Today, the One in Nine campaign continues to support those women who press charges against their attackers, as well as those survivors who may be too fearful or believe it is futile to report the crime to the police. “For many women, the cost of seeing a rape case through the criminal justice system is just too high,” writes Kwezilomso Ndazayo, project officer for the campaign.

“Many women say that the court process makes it feel as if they are being raped again. This secondary victimisation often begins from the minute they set foot in a police station or hospital, particularly if they are from a marginalised group such as lesbians or poor working-class women. The conviction rate is so appalling that many survivors see no point in subjecting themselves to a process that can take five years, if they have no faith in getting a conviction.”

Hard questions

In Anene Booysen’s case, two young men have been charged with raping and murdering her on February 2, 2013 and are awaiting trial. But why is it that South African men — for it is overwhelmingly men — see women as objects on which to take out their frustrations or to assert their power?

The socio-economic context is well documented. It is a truism to speak of the legacy of apartheid and its destruction of human dignity and self-worth, but how else do we explain the callous disregard for each other, the high levels of violent crime and domestic violence? And, more importantly, how do we overcome them?

Poverty is rife — more than a quarter of South Africans cannot find work and all around them the skewed landscape of inequality is evident and growing. An inadequate school system is failing to provide young people with the skills they need to succeed in a 21st century economy. Frustration and futility are constant companions with few flickers of hope. Drugs and alcohol offer short-term escape, often fuelling violence and driving further crime in order to pay for the next fix.

No distinctions

In the village of Bredasdorp where Anene Booysen was gang-raped and mutilated, sexual crimes have more than doubled in the past three years — from 27 cases in 2009/10 to 60 cases in 2011/12. Drug-related crime is also at a three-year high.

But as the shooting in Oscar Pistorius’s luxury home shows, violence knows no colour or class. It lurks behind the high walls of estates and in the suburbs, as much as it is to be found in the high-density townships and informal settlements.

Now that Pistorius has received bail, he will lead a life in limbo until his trial begins in June. His bail conditions include the surrender of his passport and bi-weekly visits to a parole officer. No doubt he will continue to be the subject of media scrutiny.

But our gaze must widen to focus on what drives the violence — be it from fear or anger — that all too often erupts in our homes, our communities, and on our roads.
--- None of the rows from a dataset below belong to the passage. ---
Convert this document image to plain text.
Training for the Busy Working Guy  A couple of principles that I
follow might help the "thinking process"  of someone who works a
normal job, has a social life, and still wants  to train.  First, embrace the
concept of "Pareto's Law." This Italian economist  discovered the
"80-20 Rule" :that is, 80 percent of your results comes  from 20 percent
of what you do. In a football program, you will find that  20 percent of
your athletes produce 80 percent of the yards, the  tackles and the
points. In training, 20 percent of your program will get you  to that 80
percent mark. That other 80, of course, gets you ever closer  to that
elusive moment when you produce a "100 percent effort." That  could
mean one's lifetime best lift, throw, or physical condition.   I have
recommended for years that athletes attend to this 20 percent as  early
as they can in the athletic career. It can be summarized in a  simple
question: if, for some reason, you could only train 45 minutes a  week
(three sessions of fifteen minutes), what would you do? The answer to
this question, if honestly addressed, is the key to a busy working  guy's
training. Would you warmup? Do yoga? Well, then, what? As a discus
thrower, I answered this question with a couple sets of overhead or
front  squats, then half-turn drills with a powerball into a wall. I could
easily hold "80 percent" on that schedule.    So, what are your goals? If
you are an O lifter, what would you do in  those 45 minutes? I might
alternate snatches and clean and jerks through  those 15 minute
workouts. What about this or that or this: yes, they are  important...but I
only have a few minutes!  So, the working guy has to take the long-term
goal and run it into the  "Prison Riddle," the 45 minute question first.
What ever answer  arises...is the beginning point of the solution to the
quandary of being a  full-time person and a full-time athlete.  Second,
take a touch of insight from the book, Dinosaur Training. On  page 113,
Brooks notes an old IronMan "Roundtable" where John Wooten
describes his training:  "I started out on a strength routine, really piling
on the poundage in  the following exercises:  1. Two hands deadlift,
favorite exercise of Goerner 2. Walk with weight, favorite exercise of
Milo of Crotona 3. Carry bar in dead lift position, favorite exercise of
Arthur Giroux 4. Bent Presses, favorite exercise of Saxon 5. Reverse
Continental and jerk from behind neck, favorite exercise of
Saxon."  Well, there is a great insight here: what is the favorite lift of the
The distinctive tone that every four minutes pierced the airwaves earlier this month was a powerful symbolic gesture highlighting the country’s rape statistics, but it was confined to just one day. Evidence shows that after a while, the human ear will filter out annoying interruptions.

The challenge is to keep our ears open to the cries of those whose names we do not know, whose children, partners or parents have been raped or murdered, and together to take responsibility for creating a kinder, gentler and safer society.

(Susan Valentine is an independent South African media trainer and journalist. She has a special interest in human rights advocacy through media, and the stories people have to tell.)